Malgré les bonnes nouvelles

Dans le billet que je signe dans le Courrier du Sud, j’ai écrit la semaine dernière que tout porte à croire que le budget provincial de la culture pour la prochaine année ressemblera à celui que nous avons connu depuis les 15 derniers mois. J’aurais pu ajouter « malgré les bonnes nouvelles qui s’y trouvent ». Car bonnes nouvelles, il y a. Je ne peux passer sous silence l’octroi de 20 M$ au projet de complexe culturel de Longueuil, piloté par le Théâtre de la Ville, qui vient sceller un accord de principe, longuement attendu, essentiel à la poursuite de ce projet d’envergure. Il est plutôt rare que des investissements en culture pour la région soient confirmés lors de l’annonce d’un budget gouvernemental. Il y a de quoi se réjouir!

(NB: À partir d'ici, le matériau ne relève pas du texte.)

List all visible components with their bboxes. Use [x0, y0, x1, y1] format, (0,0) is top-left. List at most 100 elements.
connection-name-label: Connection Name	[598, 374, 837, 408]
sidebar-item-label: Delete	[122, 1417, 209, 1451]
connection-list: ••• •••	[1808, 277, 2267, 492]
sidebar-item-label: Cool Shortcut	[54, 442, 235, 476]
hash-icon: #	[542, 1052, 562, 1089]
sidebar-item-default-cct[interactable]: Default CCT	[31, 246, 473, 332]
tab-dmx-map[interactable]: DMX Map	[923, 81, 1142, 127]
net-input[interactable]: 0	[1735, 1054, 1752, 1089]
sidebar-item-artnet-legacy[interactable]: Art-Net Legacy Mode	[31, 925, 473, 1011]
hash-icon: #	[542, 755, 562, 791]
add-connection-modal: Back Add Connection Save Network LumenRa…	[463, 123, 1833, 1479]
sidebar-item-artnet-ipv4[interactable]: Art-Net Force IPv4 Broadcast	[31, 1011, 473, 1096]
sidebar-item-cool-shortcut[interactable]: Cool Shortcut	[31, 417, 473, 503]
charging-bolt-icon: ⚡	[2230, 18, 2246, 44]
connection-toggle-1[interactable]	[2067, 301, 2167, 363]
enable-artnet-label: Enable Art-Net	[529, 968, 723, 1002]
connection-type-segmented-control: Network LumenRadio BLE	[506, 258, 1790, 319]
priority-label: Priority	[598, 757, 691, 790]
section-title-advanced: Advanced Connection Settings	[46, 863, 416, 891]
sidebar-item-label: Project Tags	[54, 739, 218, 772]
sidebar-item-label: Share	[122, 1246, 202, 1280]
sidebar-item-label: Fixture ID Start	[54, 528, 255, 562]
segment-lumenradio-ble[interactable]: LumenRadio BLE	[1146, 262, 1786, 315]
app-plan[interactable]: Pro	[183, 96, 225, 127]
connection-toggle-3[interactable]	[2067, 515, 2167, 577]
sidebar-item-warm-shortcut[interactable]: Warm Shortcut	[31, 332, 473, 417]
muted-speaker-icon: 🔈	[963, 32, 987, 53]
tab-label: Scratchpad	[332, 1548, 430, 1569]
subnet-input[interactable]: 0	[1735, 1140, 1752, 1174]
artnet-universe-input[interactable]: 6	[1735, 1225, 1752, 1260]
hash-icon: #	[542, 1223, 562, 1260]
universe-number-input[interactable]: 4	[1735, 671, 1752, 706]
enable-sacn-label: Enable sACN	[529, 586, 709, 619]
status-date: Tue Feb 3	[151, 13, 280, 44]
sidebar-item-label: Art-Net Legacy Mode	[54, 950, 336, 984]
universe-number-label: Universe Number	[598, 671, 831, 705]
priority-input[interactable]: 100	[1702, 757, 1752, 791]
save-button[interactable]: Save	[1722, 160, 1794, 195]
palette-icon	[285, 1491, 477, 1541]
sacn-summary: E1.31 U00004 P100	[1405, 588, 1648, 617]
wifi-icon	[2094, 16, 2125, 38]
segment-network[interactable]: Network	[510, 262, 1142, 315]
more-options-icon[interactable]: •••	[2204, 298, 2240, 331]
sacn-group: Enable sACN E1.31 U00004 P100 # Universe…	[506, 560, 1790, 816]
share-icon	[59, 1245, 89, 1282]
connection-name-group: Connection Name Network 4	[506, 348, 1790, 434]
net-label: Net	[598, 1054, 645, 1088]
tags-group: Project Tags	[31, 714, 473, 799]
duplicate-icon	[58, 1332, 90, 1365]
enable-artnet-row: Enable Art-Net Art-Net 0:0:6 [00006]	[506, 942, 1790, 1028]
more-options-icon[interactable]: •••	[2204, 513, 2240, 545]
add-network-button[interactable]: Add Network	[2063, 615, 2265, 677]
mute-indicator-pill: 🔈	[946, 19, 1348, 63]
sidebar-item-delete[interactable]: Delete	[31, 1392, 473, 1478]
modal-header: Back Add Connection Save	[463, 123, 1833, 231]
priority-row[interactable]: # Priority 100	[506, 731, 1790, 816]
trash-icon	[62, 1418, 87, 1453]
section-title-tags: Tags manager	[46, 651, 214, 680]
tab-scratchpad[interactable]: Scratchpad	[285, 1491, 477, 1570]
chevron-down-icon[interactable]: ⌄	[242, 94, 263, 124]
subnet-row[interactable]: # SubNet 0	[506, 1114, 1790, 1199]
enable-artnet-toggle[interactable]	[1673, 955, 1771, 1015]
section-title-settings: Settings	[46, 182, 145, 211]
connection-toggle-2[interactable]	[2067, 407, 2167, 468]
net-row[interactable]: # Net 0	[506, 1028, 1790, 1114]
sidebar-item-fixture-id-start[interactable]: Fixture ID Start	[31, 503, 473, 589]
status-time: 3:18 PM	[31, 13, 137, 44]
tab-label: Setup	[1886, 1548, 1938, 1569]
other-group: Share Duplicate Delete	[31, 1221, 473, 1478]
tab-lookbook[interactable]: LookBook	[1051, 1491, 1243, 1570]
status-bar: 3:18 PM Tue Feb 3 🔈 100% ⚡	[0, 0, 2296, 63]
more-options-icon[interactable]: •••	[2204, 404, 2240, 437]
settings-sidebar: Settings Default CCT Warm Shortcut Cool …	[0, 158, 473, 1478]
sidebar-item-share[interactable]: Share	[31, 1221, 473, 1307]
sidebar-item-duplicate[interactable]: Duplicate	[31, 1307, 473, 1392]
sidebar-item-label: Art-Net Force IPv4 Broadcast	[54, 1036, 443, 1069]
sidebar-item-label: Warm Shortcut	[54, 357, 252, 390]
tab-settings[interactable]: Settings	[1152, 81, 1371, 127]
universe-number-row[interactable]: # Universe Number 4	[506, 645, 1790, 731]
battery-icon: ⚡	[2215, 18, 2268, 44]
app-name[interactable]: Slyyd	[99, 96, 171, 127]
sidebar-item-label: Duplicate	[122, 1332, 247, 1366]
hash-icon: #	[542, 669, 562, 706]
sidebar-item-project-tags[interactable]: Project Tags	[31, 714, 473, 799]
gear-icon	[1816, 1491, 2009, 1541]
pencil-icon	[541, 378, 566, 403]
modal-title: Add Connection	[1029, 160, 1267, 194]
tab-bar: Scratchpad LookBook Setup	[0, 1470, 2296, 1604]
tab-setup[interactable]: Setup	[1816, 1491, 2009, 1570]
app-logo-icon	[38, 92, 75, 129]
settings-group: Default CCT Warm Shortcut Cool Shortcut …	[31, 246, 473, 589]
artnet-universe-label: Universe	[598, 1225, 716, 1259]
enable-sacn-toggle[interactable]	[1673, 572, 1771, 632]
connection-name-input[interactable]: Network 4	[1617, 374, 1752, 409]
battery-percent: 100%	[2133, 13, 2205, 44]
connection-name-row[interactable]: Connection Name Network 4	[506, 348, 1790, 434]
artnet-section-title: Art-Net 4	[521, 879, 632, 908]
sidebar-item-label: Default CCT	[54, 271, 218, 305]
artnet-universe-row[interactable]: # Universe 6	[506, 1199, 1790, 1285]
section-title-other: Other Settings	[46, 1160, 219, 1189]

Autre bonne nouvelle, les investissements de 150 M$ pour la mise en œuvre de la stratégie culturelle numérique. Le Québec accuse un retard certain dans l’univers numérique, et on s’inquiète de plus en plus du peu de contenu artistique francophone d’ici qui s’y trouve. Il faut donc se bouger. On poursuit également les efforts avec Mécénat Placements Culture, et la part du budget provincial dédiée à la culture oscille toujours autour de 1 %; il semble que nous ne régressons pas. S’arrêtent là les bonnes nouvelles qui auront des répercussions en Montérégie.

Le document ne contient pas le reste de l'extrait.